Last Updated April 5, 2024 3:59 PM
James Morales
Last Updated April 5, 2024 3:59 PM

Key Takeaways

  • NASA and other space agencies are planning a number of lunar missions in the coming years.
  • This poses the challenge of keeping time on the moon.
  • The White House has directed the space agency to develop a way of standardizing lunar time.

Have you ever wondered what time it is on the moon? Until now, the lunar body hasn’t had its own time zone. But the White House has directed NASA to assign it one.

In a memorandum  issued on Tuesday, April 2, the Office of the President’s Science and Technology Policy department asked Federal agencies to coordinate on standardizing the measurement of time on celestial bodies, with an initial focus on the lunar surface.

Coordinated Lunar Time

With space exploration programs preparing to launch a string of lunar missions in the coming years, the fragmented state of contemporary extraterrestrial timekeeping is of growing concern.

At the moment, different space agencies keep time according to the time zone in which their respective control stations are based, all of which are synced with Universal Coordinated Time (UTC).

While this approach has been sufficient for near-Earth missions, the lunar environment poses a different challenge.

Overcoming Relativity

Due to the difference in gravitational force compared to Earth, time moves faster on the moon, gaining about 58.7 microseconds per day.

In the context of navigation systems that require precise timekeeping, syncing everything to Earth time doesn’t make sense.

Beyond operational challenges, the White House Memorandum noted that the direct use of UTC for lunar missions would have cascading effects on scientific experiments that need extremely accurate measurements.

On Earth, scientific measurements are based on the International System of Units (SI).
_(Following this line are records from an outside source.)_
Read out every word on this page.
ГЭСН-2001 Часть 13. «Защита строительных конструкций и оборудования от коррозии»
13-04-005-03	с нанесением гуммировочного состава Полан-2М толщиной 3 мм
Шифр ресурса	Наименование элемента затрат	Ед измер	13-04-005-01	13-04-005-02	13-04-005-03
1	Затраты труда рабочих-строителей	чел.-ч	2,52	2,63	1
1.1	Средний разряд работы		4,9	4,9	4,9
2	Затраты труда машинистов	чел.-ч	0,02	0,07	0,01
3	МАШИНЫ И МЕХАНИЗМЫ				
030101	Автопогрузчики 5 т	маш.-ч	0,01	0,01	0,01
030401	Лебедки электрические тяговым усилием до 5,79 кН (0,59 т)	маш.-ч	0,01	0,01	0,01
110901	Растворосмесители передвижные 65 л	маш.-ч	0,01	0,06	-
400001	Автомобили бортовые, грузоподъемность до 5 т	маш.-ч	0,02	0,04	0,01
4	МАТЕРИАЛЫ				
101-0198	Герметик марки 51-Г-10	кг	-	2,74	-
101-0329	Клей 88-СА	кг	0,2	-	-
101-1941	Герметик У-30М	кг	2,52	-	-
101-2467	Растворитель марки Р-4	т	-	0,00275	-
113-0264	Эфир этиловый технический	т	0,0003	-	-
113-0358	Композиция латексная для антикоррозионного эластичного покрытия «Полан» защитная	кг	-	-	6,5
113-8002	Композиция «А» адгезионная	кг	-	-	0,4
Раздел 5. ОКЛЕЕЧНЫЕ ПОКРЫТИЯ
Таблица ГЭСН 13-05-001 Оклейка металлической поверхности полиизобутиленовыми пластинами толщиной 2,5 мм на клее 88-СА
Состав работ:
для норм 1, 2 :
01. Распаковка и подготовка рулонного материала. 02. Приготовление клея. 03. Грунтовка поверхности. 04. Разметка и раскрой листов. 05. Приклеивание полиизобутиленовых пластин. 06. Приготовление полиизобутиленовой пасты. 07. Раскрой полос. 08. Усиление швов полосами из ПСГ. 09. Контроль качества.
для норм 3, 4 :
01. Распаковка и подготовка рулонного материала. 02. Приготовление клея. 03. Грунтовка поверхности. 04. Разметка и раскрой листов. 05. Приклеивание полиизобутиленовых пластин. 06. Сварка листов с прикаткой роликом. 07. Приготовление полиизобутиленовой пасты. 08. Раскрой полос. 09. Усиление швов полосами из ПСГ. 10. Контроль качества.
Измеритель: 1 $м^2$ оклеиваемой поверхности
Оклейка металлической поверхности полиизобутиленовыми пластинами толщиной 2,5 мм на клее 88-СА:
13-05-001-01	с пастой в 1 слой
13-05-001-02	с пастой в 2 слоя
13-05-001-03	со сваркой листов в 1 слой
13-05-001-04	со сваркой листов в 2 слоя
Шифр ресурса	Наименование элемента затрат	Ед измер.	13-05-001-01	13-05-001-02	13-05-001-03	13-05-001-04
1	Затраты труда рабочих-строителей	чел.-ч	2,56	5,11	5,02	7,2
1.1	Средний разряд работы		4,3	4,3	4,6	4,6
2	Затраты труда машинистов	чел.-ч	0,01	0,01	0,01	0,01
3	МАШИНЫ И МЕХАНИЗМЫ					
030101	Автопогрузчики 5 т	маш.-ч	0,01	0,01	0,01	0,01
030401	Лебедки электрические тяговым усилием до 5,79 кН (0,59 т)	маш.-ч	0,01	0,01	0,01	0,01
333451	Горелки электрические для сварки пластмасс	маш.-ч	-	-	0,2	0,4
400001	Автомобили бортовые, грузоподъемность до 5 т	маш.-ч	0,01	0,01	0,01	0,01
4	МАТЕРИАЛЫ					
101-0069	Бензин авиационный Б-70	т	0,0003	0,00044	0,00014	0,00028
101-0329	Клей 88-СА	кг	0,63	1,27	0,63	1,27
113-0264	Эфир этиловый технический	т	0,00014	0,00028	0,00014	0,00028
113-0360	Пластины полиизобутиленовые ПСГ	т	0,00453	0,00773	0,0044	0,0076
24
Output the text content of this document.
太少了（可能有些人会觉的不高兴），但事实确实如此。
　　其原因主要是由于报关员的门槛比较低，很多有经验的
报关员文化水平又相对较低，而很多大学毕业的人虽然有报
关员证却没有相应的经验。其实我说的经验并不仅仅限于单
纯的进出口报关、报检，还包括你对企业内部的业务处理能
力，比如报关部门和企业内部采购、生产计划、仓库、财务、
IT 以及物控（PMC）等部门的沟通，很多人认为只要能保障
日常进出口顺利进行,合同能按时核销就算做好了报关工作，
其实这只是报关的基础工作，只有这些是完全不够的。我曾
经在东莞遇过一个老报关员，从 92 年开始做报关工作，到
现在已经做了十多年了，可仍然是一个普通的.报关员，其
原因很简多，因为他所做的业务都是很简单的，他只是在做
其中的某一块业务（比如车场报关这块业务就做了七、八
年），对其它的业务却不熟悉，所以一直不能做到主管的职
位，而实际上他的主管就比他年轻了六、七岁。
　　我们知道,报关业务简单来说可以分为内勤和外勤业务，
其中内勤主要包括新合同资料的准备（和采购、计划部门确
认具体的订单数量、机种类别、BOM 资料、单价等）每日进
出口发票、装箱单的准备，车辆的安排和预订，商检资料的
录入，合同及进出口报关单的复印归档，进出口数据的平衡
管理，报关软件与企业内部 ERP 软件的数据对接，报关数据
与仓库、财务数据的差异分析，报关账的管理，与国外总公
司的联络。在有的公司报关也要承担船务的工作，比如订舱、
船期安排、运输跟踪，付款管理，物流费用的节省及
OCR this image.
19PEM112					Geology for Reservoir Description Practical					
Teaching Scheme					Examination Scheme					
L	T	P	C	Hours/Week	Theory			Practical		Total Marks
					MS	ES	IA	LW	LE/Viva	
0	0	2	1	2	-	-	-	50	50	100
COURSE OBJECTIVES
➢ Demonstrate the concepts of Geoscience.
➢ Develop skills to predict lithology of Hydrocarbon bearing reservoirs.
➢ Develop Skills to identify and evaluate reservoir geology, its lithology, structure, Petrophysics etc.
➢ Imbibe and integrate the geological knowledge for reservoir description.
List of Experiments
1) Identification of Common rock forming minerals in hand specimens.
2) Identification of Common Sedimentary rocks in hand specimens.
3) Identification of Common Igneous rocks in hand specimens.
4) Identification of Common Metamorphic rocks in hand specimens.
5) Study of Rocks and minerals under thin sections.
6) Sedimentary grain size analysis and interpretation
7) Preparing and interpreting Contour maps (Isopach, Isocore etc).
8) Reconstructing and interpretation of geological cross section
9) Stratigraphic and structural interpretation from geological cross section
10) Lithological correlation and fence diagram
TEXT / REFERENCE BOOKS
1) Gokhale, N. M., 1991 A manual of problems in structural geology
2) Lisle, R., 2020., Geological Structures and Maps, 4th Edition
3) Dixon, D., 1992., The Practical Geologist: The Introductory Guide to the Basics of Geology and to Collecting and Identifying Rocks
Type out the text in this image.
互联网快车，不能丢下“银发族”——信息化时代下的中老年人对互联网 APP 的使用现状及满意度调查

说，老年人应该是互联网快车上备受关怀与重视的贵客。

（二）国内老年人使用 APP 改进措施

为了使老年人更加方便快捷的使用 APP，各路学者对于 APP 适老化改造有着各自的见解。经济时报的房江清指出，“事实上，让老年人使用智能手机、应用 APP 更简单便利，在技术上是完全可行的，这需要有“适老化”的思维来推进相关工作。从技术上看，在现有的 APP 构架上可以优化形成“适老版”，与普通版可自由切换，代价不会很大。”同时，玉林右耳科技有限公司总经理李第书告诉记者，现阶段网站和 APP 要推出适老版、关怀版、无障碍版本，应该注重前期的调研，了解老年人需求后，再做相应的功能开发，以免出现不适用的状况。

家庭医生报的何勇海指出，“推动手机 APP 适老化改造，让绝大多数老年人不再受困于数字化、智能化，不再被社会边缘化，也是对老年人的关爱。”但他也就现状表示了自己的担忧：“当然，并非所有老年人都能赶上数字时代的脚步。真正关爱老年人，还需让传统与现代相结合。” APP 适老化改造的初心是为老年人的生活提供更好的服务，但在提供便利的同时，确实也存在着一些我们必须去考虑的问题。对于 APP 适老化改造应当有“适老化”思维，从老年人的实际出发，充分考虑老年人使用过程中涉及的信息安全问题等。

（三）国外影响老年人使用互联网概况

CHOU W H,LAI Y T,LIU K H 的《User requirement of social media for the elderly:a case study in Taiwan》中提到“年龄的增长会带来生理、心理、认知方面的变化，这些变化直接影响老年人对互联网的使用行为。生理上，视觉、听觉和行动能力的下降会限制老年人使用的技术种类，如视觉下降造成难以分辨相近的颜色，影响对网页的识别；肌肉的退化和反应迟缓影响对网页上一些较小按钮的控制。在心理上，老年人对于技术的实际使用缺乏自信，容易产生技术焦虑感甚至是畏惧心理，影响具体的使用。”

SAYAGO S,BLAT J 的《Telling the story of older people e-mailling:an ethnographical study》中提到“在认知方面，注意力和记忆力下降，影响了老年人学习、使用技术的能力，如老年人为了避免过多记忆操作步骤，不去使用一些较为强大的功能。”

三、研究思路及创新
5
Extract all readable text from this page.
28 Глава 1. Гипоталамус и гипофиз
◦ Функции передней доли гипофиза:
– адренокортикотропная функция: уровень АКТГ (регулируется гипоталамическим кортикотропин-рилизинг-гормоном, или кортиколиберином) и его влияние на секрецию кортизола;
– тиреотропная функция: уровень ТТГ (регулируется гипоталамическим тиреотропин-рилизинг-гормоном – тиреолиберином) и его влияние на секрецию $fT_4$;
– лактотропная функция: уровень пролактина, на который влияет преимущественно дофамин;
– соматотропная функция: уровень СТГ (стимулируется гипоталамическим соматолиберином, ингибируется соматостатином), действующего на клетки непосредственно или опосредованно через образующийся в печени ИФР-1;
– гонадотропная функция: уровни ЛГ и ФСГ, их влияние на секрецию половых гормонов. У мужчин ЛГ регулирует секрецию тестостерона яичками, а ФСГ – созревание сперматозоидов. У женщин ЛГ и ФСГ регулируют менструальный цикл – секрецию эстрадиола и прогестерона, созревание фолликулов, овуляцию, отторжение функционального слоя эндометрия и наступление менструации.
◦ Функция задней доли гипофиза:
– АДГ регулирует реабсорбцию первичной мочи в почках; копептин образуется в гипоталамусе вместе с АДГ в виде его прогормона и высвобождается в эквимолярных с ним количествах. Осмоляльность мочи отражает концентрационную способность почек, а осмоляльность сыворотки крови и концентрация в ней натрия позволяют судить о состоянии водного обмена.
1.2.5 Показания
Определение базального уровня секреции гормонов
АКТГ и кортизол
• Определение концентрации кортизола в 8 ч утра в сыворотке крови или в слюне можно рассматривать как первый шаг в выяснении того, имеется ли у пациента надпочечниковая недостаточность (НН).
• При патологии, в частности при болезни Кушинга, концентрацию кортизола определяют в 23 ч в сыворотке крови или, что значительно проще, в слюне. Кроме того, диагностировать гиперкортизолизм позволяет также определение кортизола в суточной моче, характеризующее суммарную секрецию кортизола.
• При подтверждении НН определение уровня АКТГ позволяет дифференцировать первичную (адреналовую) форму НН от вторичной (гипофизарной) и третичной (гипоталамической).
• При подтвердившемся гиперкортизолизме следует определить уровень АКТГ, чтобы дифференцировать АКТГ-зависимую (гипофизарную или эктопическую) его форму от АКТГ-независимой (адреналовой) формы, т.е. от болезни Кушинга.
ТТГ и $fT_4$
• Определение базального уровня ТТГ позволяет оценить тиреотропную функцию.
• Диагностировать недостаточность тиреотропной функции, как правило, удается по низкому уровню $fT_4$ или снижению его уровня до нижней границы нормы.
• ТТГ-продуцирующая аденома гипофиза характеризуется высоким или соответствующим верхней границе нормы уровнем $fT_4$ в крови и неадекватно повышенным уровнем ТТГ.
Relations between different SI units are all understood in terms of the SI definition of time. However, due to relativity, introducing faster lunar time units alongside Earth-equivalent measurements of space and force could introduce all kinds of errors.

Requirement for Lunar Timezone

The White House stated that Coordinated Lunar Time (LTC) should be established as the universal standard for lunar operations.

It must maintain “traceability” with UTC, but given the challenge posed by relativistic effects, a simple mapping won’t suffice.

“Just as Terrestrial Time is set through an ensemble of atomic clocks on Earth, an ensemble of clocks on the Moon might set Lunar Time,” the document states. “This operational time standard, LTC, may directly employ or distribute the UTC offsets required to maintain both local time and UTC time within specific tolerances.”

Following the latest order, NASA must now work with other Federal agencies to implement lunar timing standardization no later than the end of 2026.